Structure cristalline du dication 〚{UO2(py)4}2(μO)〛〚OTf〛2. Reproduit avec l'autorisation de Wiley-VCH.

Cette méthode peut être généralisée à la déshydratation des triflates métalliques et a été appliquée, en particulier, à la synthèse du triflate de cérium (IV), Ce(OTf)4, à partir du triflate commercial hydraté. L’obtention du triflate de cérium (IV) anhydre était jusqu’à présent entravée par la sensibilité thermique du composé, qui se réduit en Ce(III) vers 120 °C 〚25〛.

5 Conclusion et perspectives

Ce travail a permis de trouver plusieurs méthodes de préparation de complexes triflates de l’uranium(III), (IV) et (VI).
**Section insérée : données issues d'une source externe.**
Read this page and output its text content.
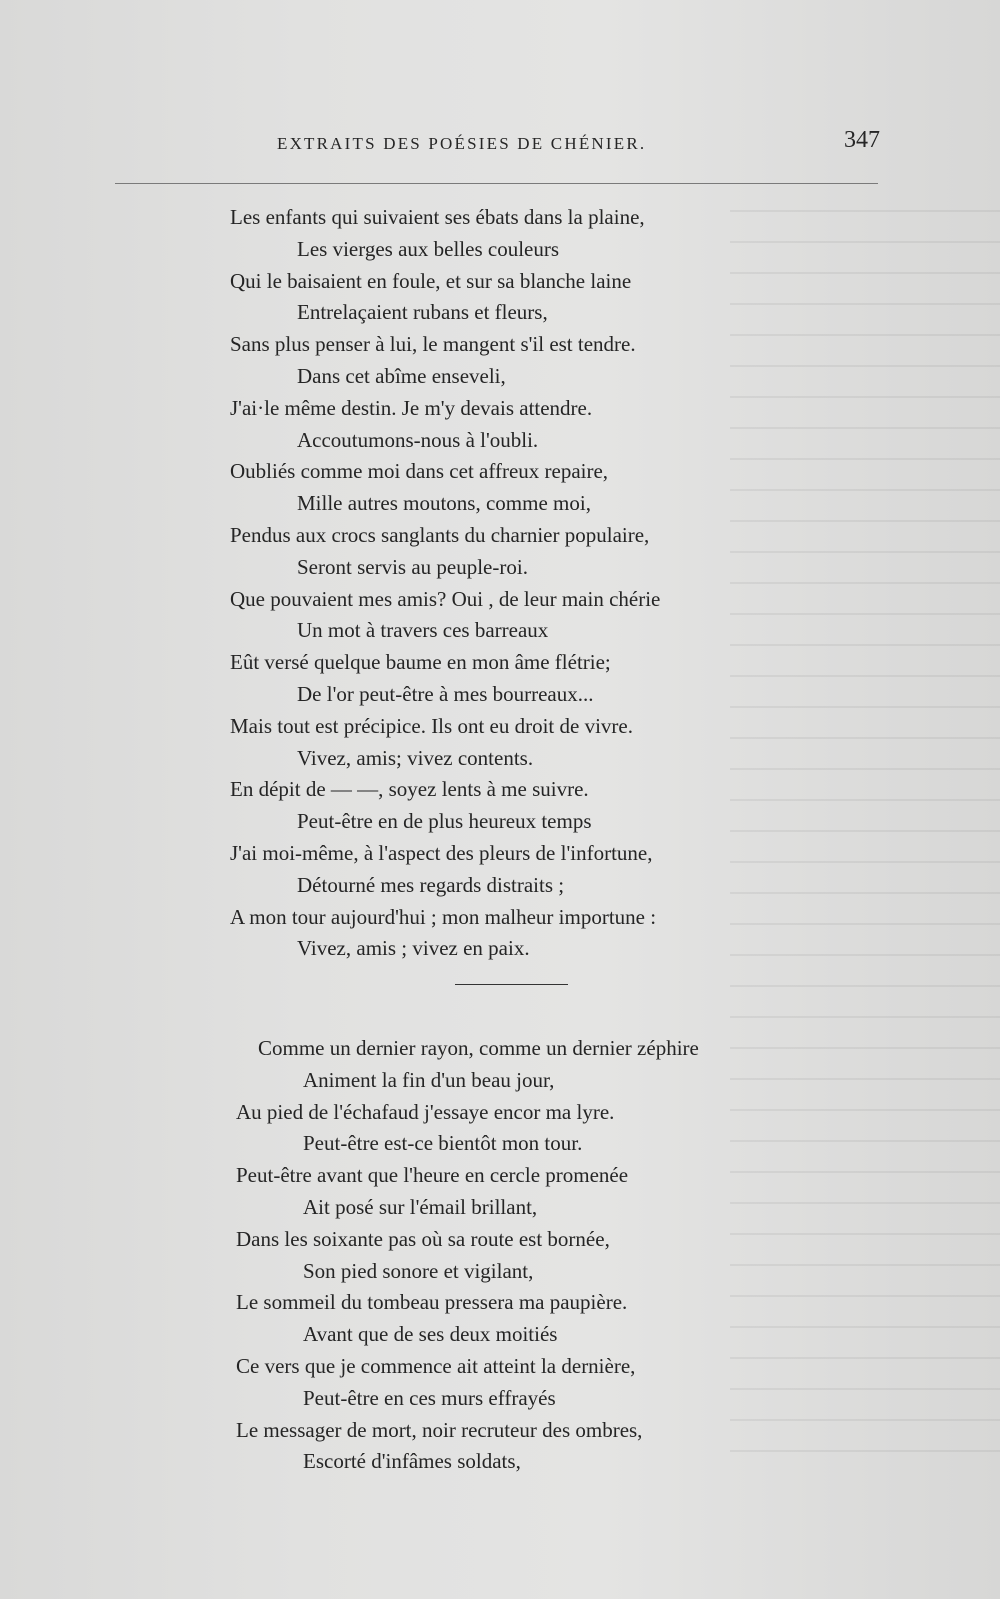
EXTRAITS DES POÉSIES DE CHÉNIER.	347
Les enfants qui suivaient ses ébats dans la plaine,
Les vierges aux belles couleurs
Qui le baisaient en foule, et sur sa blanche laine
Entrelaçaient rubans et fleurs,
Sans plus penser à lui, le mangent s'il est tendre.
Dans cet abîme enseveli,
J'ai·le même destin. Je m'y devais attendre.
Accoutumons-nous à l'oubli.
Oubliés comme moi dans cet affreux repaire,
Mille autres moutons, comme moi,
Pendus aux crocs sanglants du charnier populaire,
Seront servis au peuple-roi.
Que pouvaient mes amis? Oui , de leur main chérie
Un mot à travers ces barreaux
Eût versé quelque baume en mon âme flétrie;
De l'or peut-être à mes bourreaux...
Mais tout est précipice. Ils ont eu droit de vivre.
Vivez, amis; vivez contents.
En dépit de — —, soyez lents à me suivre.
Peut-être en de plus heureux temps
J'ai moi-même, à l'aspect des pleurs de l'infortune,
Détourné mes regards distraits ;
A mon tour aujourd'hui ; mon malheur importune :
Vivez, amis ; vivez en paix.
Comme un dernier rayon, comme un dernier zéphire
Animent la fin d'un beau jour,
Au pied de l'échafaud j'essaye encor ma lyre.
Peut-être est-ce bientôt mon tour.
Peut-être avant que l'heure en cercle promenée
Ait posé sur l'émail brillant,
Dans les soixante pas où sa route est bornée,
Son pied sonore et vigilant,
Le sommeil du tombeau pressera ma paupière.
Avant que de ses deux moitiés
Ce vers que je commence ait atteint la dernière,
Peut-être en ces murs effrayés
Le messager de mort, noir recruteur des ombres,
Escorté d'infâmes soldats,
En ce qui concerne les composés organométalliques, une bonne voie de synthèse consiste à protoner des précurseurs alkyles ou amidures par le triflate de pyridinium. Cette réaction de protonation, facile à réaliser et très sélective, s’avère bien supérieure à celle utilisant l’acide triflique. Les complexes triflates homoleptiques de l’uranium (III) et (IV), U(OTf)n (n = 3, 4) ont été préparés pour la première fois, selon des voies originales, par réaction de l’acide triflique avec des tournures d’U(0) ou UH3. Le complexe de l’uranium (III) ou celui de l’uranium (IV) peut être obtenu sélectivement, en ajustant simplement la température du milieu réactionnel.
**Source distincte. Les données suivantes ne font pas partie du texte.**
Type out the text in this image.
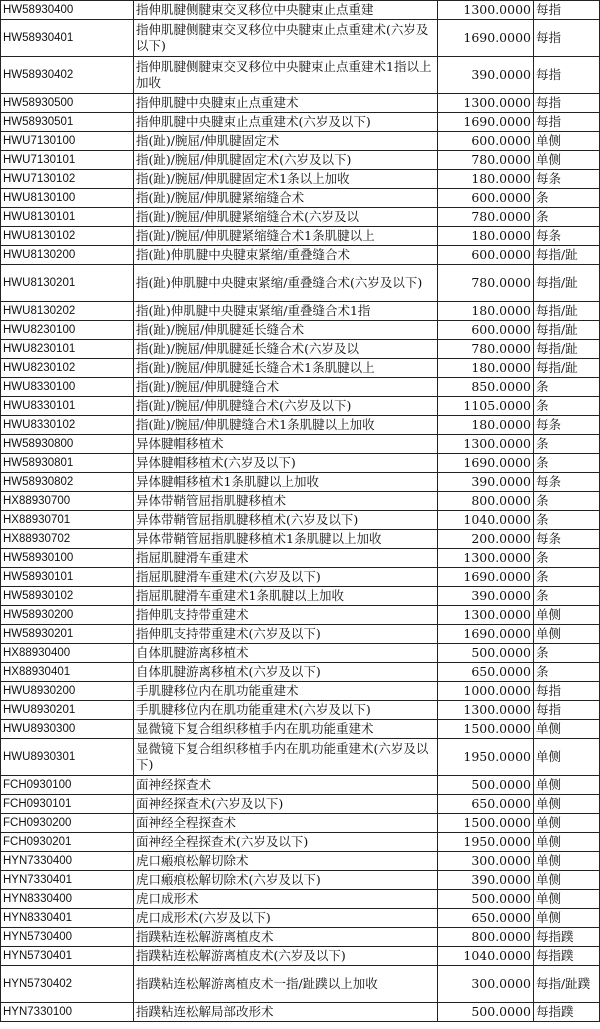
HW58930400	指伸肌腱侧腱束交叉移位中央腱束止点重建	1300.0000	每指
HW58930401	指伸肌腱侧腱束交叉移位中央腱束止点重建术(六岁及以下)	1690.0000	每指
HW58930402	指伸肌腱侧腱束交叉移位中央腱束止点重建术1指以上加收	390.0000	每指
HW58930500	指伸肌腱中央腱束止点重建术	1300.0000	每指
HW58930501	指伸肌腱中央腱束止点重建术(六岁及以下)	1690.0000	每指
HWU7130100	指(趾)/腕屈/伸肌腱固定术	600.0000	单侧
HWU7130101	指(趾)/腕屈/伸肌腱固定术(六岁及以下)	780.0000	单侧
HWU7130102	指(趾)/腕屈/伸肌腱固定术1条以上加收	180.0000	每条
HWU8130100	指(趾)/腕屈/伸肌腱紧缩缝合术	600.0000	条
HWU8130101	指(趾)/腕屈/伸肌腱紧缩缝合术(六岁及以	780.0000	条
HWU8130102	指(趾)/腕屈/伸肌腱紧缩缝合术1条肌腱以上	180.0000	每条
HWU8130200	指(趾)伸肌腱中央腱束紧缩/重叠缝合术	600.0000	每指/趾
HWU8130201	指(趾)伸肌腱中央腱束紧缩/重叠缝合术(六岁及以下)	780.0000	每指/趾
HWU8130202	指(趾)伸肌腱中央腱束紧缩/重叠缝合术1指	180.0000	每指/趾
HWU8230100	指(趾)/腕屈/伸肌腱延长缝合术	600.0000	每指/趾
HWU8230101	指(趾)/腕屈/伸肌腱延长缝合术(六岁及以	780.0000	每指/趾
HWU8230102	指(趾)/腕屈/伸肌腱延长缝合术1条肌腱以上	180.0000	每指/趾
HWU8330100	指(趾)/腕屈/伸肌腱缝合术	850.0000	条
HWU8330101	指(趾)/腕屈/伸肌腱缝合术(六岁及以下)	1105.0000	条
HWU8330102	指(趾)/腕屈/伸肌腱缝合术1条肌腱以上加收	180.0000	每条
HW58930800	异体腱帽移植术	1300.0000	条
HW58930801	异体腱帽移植术(六岁及以下)	1690.0000	条
HW58930802	异体腱帽移植术1条肌腱以上加收	390.0000	每条
HX88930700	异体带鞘管屈指肌腱移植术	800.0000	条
HX88930701	异体带鞘管屈指肌腱移植术(六岁及以下)	1040.0000	条
HX88930702	异体带鞘管屈指肌腱移植术1条肌腱以上加收	200.0000	每条
HW58930100	指屈肌腱滑车重建术	1300.0000	条
HW58930101	指屈肌腱滑车重建术(六岁及以下)	1690.0000	条
HW58930102	指屈肌腱滑车重建术1条肌腱以上加收	390.0000	条
HW58930200	指伸肌支持带重建术	1300.0000	单侧
HW58930201	指伸肌支持带重建术(六岁及以下)	1690.0000	单侧
HX88930400	自体肌腱游离移植术	500.0000	条
HX88930401	自体肌腱游离移植术(六岁及以下)	650.0000	条
HWU8930200	手肌腱移位内在肌功能重建术	1000.0000	每指
HWU8930201	手肌腱移位内在肌功能重建术(六岁及以下)	1300.0000	每指
HWU8930300	显微镜下复合组织移植手内在肌功能重建术	1500.0000	单侧
HWU8930301	显微镜下复合组织移植手内在肌功能重建术(六岁及以下)	1950.0000	单侧
FCH0930100	面神经探查术	500.0000	单侧
FCH0930101	面神经探查术(六岁及以下)	650.0000	单侧
FCH0930200	面神经全程探查术	1500.0000	单侧
FCH0930201	面神经全程探查术(六岁及以下)	1950.0000	单侧
HYN7330400	虎口瘢痕松解切除术	300.0000	单侧
HYN7330401	虎口瘢痕松解切除术(六岁及以下)	390.0000	单侧
HYN8330400	虎口成形术	500.0000	单侧
HYN8330401	虎口成形术(六岁及以下)	650.0000	单侧
HYN5730400	指蹼粘连松解游离植皮术	800.0000	每指蹼
HYN5730401	指蹼粘连松解游离植皮术(六岁及以下)	1040.0000	每指蹼
HYN5730402	指蹼粘连松解游离植皮术一指/趾蹼以上加收	300.0000	每指/趾蹼
HYN7330100	指蹼粘连松解局部改形术	500.0000	每指蹼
Le triflate d’uranyle non solvaté est facilement préparé par traitement de l’oxyde d’uranium (VI), UO3, ou par déshydratation de UO2(OTf)2(H2O)n, au moyen de l’anhydride triflique. Ce réactif s’avère un excellent agent de déshydratation des complexes triflates. La chimie de l’ion uranyle étant pour l’essentiel limitée aux solutions aqueuses, la formation aisée de UO2(OTf)2 avec celle récemment décrite de UO2Cl2(THF)3 〚26〛 inaugurent le développement plus facile de la chimie de cet ion en milieu organique.
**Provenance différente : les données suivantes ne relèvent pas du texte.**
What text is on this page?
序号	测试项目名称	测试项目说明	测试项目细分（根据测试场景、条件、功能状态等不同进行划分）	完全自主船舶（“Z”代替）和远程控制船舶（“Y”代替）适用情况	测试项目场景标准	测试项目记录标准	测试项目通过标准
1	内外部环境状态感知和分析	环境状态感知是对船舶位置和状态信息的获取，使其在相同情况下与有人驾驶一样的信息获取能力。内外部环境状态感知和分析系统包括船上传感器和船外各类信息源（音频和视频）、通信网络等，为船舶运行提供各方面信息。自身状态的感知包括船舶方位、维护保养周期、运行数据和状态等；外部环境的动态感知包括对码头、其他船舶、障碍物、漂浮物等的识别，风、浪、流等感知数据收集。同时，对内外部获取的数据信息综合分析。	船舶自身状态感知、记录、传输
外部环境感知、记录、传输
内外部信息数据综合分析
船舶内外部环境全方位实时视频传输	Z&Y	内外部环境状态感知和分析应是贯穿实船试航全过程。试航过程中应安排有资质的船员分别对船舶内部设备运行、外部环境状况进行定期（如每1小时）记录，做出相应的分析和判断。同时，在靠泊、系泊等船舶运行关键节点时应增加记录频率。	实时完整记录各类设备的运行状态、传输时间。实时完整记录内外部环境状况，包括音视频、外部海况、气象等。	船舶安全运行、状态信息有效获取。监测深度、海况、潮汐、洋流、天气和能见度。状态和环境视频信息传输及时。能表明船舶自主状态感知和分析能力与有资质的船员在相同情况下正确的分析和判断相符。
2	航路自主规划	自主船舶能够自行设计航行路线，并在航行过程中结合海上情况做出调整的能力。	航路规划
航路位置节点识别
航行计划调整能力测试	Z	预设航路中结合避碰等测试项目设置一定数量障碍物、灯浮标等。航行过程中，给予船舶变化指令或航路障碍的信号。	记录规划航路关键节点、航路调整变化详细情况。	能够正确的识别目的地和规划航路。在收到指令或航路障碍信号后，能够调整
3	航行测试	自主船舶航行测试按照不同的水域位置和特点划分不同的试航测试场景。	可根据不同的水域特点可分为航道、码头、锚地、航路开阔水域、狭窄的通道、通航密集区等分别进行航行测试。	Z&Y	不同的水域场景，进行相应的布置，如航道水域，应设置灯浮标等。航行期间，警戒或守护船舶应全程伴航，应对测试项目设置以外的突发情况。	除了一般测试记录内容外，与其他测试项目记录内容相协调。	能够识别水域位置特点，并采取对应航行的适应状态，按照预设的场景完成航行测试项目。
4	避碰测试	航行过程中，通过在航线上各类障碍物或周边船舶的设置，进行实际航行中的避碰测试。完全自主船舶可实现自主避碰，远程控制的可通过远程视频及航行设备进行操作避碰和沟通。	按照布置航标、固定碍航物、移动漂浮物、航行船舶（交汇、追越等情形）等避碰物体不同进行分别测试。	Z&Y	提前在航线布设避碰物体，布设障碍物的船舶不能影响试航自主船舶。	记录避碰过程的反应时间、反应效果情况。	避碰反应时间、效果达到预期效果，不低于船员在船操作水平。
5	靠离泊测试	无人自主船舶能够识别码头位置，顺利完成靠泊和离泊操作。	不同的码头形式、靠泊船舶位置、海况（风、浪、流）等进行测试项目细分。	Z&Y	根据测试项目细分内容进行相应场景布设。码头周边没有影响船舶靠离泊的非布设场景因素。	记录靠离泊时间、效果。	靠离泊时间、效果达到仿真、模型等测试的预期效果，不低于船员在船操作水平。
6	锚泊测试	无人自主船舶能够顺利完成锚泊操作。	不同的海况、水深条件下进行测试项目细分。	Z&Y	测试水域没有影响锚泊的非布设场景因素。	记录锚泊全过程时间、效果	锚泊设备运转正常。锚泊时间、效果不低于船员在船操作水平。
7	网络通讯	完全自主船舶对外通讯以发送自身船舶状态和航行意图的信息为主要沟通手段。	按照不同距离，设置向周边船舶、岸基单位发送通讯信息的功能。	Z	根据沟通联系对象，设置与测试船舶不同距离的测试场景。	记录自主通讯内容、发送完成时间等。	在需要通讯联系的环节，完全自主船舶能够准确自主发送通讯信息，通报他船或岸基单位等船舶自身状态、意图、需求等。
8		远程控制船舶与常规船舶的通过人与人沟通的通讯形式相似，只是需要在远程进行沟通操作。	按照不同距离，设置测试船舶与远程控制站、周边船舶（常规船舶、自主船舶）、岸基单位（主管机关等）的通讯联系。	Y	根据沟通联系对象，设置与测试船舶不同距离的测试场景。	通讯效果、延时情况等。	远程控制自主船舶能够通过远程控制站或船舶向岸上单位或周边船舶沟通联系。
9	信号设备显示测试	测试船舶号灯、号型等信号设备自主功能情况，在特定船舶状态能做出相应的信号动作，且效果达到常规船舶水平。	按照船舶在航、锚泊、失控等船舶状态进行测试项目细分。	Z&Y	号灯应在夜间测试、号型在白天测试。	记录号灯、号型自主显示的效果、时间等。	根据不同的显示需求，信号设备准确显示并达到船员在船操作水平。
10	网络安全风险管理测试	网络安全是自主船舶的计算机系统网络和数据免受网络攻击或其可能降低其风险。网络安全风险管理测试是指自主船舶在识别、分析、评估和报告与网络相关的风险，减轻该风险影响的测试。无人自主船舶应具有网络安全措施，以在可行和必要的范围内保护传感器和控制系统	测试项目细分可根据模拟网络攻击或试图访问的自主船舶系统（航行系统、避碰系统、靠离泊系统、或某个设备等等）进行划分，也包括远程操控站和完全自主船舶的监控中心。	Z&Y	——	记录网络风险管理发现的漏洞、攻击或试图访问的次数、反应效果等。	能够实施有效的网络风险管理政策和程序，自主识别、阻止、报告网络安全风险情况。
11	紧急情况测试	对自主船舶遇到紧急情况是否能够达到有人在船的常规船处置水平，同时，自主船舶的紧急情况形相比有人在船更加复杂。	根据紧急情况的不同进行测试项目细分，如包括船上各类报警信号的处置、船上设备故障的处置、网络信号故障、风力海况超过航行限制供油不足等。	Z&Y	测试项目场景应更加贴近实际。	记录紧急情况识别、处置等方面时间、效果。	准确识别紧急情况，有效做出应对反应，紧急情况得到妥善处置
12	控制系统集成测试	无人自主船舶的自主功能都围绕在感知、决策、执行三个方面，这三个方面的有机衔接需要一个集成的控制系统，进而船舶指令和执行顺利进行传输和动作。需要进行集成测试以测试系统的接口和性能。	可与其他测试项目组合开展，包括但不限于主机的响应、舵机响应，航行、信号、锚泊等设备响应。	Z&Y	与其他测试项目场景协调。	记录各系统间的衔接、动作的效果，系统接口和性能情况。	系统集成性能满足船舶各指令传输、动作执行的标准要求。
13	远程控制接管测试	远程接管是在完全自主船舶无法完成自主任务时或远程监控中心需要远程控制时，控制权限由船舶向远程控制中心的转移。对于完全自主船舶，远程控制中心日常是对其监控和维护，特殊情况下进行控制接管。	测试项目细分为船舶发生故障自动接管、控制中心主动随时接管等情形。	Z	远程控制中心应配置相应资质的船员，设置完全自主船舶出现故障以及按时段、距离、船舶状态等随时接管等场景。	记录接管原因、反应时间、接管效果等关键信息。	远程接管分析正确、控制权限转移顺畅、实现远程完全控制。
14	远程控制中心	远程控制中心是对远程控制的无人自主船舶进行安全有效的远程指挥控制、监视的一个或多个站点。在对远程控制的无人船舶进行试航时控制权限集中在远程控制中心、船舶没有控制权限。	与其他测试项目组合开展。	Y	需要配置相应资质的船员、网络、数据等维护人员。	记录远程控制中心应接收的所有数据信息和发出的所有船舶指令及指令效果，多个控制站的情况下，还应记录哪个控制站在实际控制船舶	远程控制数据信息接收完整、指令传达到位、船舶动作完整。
Les composés triflates de l’uranium, acides de Lewis forts, pourraient être utilisés en synthèse organique et en catalyse. Il sera intéressant de comparer la réactivité de U(OTf)3 à celle des homologues halogénés UX3 〚17,27〛, d’une part, et à celle des triflates de lanthanides Ln(OTf)3 〚22〛, d’autre part. La comparaison entre U(OTf)3 et Ln(OTf)3 sera également riche d’enseignements dans le cadre des études de complexation sélective des lanthanides et actinides trivalents par des molécules extractantes telles que les bases polyazotées. Ces recherches à caractère fondamental visant à définir le rôle respectif des électrons 4f et 5f dans la liaison métal–ligand sont d’une importance capitale pour une meilleure compréhension des processus de séparation des déchets nucléaires.

Remerciements

Les auteurs remercient Monique Lance du laboratoire de cristallochimie pour son aide continuelle lors de ce travail.